EBS (audience question): What is the expected impact of Cold Smoke on the Big Sky Water and Sewer District? Have SFEs been allocated for this development? I am concerned about our water supply.
BB: Big Sky County Water and Sewer District previously set aside the SFEs that the housing trust intends to use for the Cold Smoke neighborhood. Voters required this of the district in 2020 when they elected to set aside 600 SFEs of the new treatment plant’s capacity to develop new workforce housing.
The Big Sky County Water and Sewer District will also require the housing trust to own the land before granting it the use of these SFEs. If the bond fails, the project is ineligible for the SFEs because the housing trust will not have funds to purchase the parcel.
EBS (audience question): How will groundwater pumped out of the Meadow Village aquifer impact the health of Big Sky’s streams?
BB: Annexation into the Big Sky Water and Sewer District is necessary for the Cold Smoke neighborhood. The water and sewer district has authority over both water supply and wastewater.
EBS (audience question): How current are the three appraisals and what were each of the appraisals’ final dollar amount?
BB: Three different independent appraisers with experience in Big Sky assessed the value of the land. Resort Tax received its appraisal of $44.7 million in March 2025. The housing trust received its appraisal in November 2024 for $45 million. LMLC received its appraisal in June 2024 for $48 million.
EBS (audience question): Why 125 homes versus more apartments—denser and away from the river?
BB: The 2023 Housing Needs Assessment demonstrates that Big Sky needs 598 apartments to catch up with its current deficit. Additional rental inventory will stabilize the market and help the many locals who face homelessness every lease renewal cycle.
The 2023 assessment also shows a need for 433 affordable homes for purchase. The housing trust hopes to address both needs with the Cold Smoke neighborhood.
EBS (audience question): What other parcels, if any, were considered alongside the LMLC parcel? Were multiple smaller parcels considered as an option?
BB: The housing trust has been tracking about 20 parcels in various sizes around the community for the potential creation of year-round housing for locals. While continuously analyzing larger parcels, the housing trust successfully built on two smaller plots, which did not require bonding: MeadowView and RiverView, for a total of 78 homes.
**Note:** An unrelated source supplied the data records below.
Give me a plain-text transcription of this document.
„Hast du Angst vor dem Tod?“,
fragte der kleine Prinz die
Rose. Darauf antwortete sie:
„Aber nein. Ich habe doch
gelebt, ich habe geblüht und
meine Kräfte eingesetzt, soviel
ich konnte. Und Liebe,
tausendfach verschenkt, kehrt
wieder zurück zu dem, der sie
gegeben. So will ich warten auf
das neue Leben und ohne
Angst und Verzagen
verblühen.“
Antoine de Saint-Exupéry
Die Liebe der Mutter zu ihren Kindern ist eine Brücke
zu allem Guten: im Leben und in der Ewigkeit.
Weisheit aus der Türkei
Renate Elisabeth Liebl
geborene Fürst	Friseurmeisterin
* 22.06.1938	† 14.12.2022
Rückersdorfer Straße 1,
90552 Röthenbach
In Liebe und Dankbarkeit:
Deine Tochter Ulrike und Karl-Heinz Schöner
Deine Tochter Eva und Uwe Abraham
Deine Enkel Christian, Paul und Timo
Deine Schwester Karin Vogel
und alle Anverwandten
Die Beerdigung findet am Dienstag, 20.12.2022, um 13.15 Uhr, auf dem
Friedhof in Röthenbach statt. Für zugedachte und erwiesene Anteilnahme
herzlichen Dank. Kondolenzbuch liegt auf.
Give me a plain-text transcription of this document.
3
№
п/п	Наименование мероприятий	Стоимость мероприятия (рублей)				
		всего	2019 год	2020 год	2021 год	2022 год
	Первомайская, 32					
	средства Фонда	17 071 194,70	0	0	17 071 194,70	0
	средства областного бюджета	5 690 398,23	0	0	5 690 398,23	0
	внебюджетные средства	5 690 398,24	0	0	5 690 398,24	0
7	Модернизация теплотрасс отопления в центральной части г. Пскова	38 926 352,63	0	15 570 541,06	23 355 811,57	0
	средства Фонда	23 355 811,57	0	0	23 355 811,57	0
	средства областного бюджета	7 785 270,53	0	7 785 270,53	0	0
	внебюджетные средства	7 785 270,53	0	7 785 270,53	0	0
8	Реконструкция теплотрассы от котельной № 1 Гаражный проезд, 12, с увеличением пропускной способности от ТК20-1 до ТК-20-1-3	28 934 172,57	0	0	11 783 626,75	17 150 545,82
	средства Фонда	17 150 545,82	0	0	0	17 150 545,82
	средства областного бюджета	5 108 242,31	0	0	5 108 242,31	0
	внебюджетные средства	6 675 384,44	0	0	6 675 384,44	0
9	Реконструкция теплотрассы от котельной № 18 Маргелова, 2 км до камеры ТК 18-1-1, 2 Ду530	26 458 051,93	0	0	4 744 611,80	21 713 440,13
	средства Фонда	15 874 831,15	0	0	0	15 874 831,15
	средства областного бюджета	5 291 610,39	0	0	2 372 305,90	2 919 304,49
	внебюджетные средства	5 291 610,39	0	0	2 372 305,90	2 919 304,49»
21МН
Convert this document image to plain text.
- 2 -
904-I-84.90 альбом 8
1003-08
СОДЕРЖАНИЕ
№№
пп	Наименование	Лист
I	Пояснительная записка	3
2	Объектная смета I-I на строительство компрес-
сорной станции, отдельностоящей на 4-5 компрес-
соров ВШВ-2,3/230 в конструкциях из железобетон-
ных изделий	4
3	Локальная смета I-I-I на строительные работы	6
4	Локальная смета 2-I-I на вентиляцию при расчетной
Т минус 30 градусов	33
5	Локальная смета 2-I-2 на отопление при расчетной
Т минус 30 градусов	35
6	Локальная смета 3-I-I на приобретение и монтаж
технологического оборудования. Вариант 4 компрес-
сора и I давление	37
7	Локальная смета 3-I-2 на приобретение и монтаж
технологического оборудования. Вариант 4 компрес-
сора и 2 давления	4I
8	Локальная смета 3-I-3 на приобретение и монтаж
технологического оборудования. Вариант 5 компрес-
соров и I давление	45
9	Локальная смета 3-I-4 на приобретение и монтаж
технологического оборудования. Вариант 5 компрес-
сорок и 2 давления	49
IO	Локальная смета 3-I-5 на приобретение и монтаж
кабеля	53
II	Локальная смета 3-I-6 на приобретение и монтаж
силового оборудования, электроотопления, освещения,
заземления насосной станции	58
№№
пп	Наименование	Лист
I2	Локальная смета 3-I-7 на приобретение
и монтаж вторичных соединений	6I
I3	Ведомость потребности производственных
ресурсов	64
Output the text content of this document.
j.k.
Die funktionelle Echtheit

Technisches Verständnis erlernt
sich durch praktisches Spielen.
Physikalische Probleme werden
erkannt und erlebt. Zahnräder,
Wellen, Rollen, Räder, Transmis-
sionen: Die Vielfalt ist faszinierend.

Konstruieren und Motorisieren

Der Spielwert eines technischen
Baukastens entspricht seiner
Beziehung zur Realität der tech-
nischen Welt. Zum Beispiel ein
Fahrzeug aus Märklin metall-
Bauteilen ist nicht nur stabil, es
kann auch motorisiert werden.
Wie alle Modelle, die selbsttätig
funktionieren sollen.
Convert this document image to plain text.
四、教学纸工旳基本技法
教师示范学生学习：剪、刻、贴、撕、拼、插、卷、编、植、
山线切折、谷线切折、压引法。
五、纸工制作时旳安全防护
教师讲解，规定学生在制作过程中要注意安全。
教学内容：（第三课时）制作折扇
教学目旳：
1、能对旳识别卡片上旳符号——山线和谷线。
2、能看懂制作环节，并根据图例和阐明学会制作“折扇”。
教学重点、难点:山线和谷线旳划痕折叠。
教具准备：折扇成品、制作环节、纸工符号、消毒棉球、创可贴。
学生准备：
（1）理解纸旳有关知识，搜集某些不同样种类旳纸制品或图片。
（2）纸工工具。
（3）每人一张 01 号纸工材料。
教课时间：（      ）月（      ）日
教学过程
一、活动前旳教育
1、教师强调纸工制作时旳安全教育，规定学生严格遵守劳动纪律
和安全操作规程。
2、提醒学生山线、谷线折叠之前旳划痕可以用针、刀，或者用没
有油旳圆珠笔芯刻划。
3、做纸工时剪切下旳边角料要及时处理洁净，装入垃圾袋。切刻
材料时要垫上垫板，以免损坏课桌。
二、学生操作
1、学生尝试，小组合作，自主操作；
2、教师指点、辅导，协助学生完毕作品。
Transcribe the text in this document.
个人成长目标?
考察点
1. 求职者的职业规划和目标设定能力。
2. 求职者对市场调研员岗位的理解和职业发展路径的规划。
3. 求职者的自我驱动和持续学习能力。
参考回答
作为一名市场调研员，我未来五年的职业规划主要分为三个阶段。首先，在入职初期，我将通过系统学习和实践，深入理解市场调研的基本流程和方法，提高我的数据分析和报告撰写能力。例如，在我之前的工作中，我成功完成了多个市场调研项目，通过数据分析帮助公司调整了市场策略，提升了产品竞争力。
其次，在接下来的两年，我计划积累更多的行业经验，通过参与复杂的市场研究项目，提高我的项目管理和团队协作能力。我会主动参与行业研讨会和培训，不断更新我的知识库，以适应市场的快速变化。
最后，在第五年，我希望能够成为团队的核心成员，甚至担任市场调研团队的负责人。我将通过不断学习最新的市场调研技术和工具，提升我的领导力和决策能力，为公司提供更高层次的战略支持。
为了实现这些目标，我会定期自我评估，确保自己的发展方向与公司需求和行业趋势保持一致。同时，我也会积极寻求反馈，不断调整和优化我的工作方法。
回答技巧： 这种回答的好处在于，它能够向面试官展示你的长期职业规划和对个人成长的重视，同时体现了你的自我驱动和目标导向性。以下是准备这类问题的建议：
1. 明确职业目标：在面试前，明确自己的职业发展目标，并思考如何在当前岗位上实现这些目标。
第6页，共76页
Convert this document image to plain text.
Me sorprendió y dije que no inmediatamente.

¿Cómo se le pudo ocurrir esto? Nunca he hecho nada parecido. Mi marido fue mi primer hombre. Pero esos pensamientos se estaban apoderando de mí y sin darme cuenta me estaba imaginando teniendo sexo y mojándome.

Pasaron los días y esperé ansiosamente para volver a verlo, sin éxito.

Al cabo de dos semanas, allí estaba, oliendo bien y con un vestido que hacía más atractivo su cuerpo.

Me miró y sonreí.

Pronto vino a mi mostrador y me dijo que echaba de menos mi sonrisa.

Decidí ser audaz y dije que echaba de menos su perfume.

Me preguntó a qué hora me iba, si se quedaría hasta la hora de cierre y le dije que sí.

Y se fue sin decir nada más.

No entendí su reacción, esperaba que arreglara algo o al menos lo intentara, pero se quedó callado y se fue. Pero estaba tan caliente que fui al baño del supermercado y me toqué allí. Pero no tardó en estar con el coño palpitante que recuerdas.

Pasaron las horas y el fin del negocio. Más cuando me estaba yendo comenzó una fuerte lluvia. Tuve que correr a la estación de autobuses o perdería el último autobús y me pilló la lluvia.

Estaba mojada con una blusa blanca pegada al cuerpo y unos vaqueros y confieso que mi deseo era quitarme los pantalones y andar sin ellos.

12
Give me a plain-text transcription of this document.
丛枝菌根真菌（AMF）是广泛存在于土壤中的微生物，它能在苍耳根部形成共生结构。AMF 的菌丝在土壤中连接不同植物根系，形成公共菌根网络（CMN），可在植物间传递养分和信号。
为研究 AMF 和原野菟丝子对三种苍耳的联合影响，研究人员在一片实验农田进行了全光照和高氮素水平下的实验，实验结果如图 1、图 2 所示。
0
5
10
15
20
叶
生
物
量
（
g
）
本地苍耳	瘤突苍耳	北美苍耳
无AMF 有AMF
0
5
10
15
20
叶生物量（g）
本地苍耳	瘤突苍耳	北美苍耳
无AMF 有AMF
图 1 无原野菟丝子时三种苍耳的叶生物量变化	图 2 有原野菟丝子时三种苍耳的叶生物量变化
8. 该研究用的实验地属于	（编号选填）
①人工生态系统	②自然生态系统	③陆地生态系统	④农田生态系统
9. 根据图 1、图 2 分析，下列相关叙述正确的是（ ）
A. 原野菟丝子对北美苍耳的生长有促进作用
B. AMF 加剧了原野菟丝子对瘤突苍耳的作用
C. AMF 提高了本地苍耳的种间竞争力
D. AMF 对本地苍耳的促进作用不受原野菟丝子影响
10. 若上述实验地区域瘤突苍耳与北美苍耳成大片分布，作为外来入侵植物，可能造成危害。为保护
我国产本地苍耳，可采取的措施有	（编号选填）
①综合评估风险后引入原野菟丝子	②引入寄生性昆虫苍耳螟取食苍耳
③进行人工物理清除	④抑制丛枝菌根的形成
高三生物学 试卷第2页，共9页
For larger-scale creation of homes for locals, the housing trust seeks various criteria: proximity to the water and sewer district, developability, access to services and amenities, and independent valuation, among other factors. The Cold Smoke parcel offers the easiest access to the water and sewer district while also achieving the greatest number of the other criteria.
Regardless of the outcome of the May 6 vote, the housing trust will continue to pursue access to projects on smaller parcels, such as the partnership they hope to complete with the Lone Peak Veterinary Hospital, with groundbreaking in 2025 on five new apartments in Town Center. BSCHT can pursue small-scale projects with existing funding sources.
EBS (audience question): What impacts would the development have on the already heavily-trafficked MT 64 (Lone Mountain Trail)? What plans are in place to ensure that the road remains passable as future Cold Smoke residents access MT Highway 64?
DOC: The current Community Housing Needs Assessment shows a deficit of 1,100 below-market homes to catch up with the needs of the current workforce. The Cold Smoke neighborhood would address the need presented by current jobs as opposed to future growth.
Therefore, it is expected that the majority of Cold Smoke residents are already a part of the overall traffic pattern in Big Sky and along U.S. 191. As more locals live near where they work, while the Cold Smoke entry point will impact traffic along MT 64, commuter traffic along U.S. 191 could be reduced.
Jen Clancey contributed reporting to this Q&A.